The symptoms of this headache attack are often similar with very little variation from one attack to the other, making it easy to tell it apart from other types of headaches. The most common symptoms of this type of headache are:
- Pain. One-sided pain throughout the duration of the attack is felt. It is also unusual for the pain to move to the other side during a different attack. The pain a person suffers during an attack is often severe and very intense. It is often described as a constant piercing or burning pain behind one eye or in the region surrounding it. The pain usually lasts for as short as 15 minutes or as long as three hours. The attacks can happen more than once in a day, with the patient feeling nothing in between attacks.
- Swollen Eyes. The eye affected by the headaches may appear swollen or droopy. The eye’s pupil may appear smaller and the inner part of the eyelid may turn red.
- Nasal Congestion and Discharge. It is common for people with this type of headache to have one of their nasal passageways congested. The eye on the affected side can also become watery due to the congestion.

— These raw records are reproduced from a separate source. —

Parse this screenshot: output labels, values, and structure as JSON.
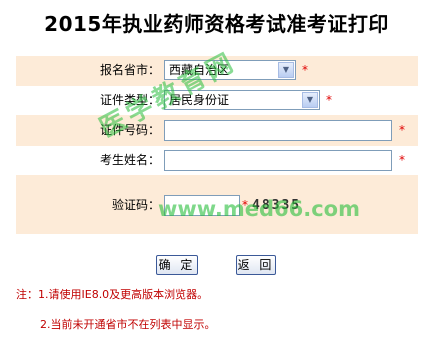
{
  "page": {
    "title": "2015年执业药师资格考试准考证打印"
  },
  "form": {
    "province": {
      "label": "报名省市：",
      "value": "西藏自治区"
    },
    "id_type": {
      "label": "证件类型：",
      "value": "居民身份证"
    },
    "id_number": {
      "label": "证件号码：",
      "value": ""
    },
    "name": {
      "label": "考生姓名：",
      "value": ""
    },
    "captcha": {
      "label": "验证码：",
      "value": "",
      "code": "48335"
    },
    "required_mark": "*"
  },
  "buttons": {
    "confirm": "确 定",
    "back": "返 回"
  },
  "notes": {
    "line1": "注：1.请使用IE8.0及更高版本浏览器。",
    "line2": "2.当前未开通省市不在列表中显示。"
  },
  "watermark": {
    "text_cn": "医学教育网",
    "url": "www.med66.com"
  }
}
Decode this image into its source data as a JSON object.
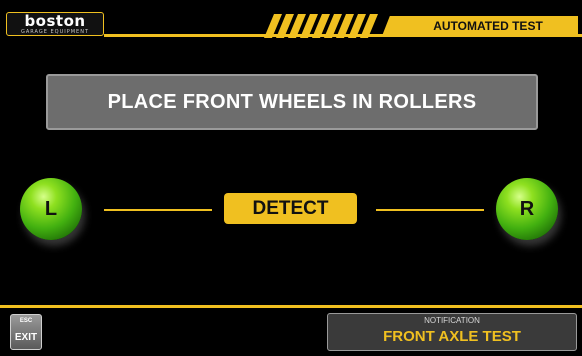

- Flushing. The affected side of the face can appear flushed when compared to the other side of the face. Before the onset of the headache, a person also feels a slight discomfort on the affected side.
- Sensitivity. A person experiencing an attack may be sensitive to light. Another possible symptom is excessive sweating before or during the attack.
People who suffer from cluster headaches have treatment options to choose from. They can talk to their doctors about preventive treatments that may help lessen the occurrence of headache attacks or treatments that can help them manage the pain once the attacks happen.
Abortive treatments help relieve the pain when a person is already having an attack. Doctors often prescribe pain medication such as injections of sumatriptan. Alternative drugs that help with the pain are intranasal lidocaine and ergotamine drugs. Using a face mask to breathe in oxygen for twenty minutes can also help with the pain. On the other hand, preventive treatments shorten the headache’s duration and severity. While there are no treatments available to prevent attacks from happening ever again, patients with this condition are encouraged to take preventive medication such as divalproex sodium, verapamil, ergotamine tartrate, lithium, and prednisone (in short courses only) to help them manage the pain. Those experiencing extreme chronic pain also have the option to have surgery to block the trigeminal nerve. This procedure is recommended to people that do not respond to traditional treatment and medication.
While the condition itself is not life threatening, the pain a person feels when experiencing attacks may prevent them from performing routine activities properly, or in worse cases, may resort to hurting themselves. This is why people who experience the symptoms of cluster headaches must see a doctor and get medical attention immediately for proper diagnosis and treatment.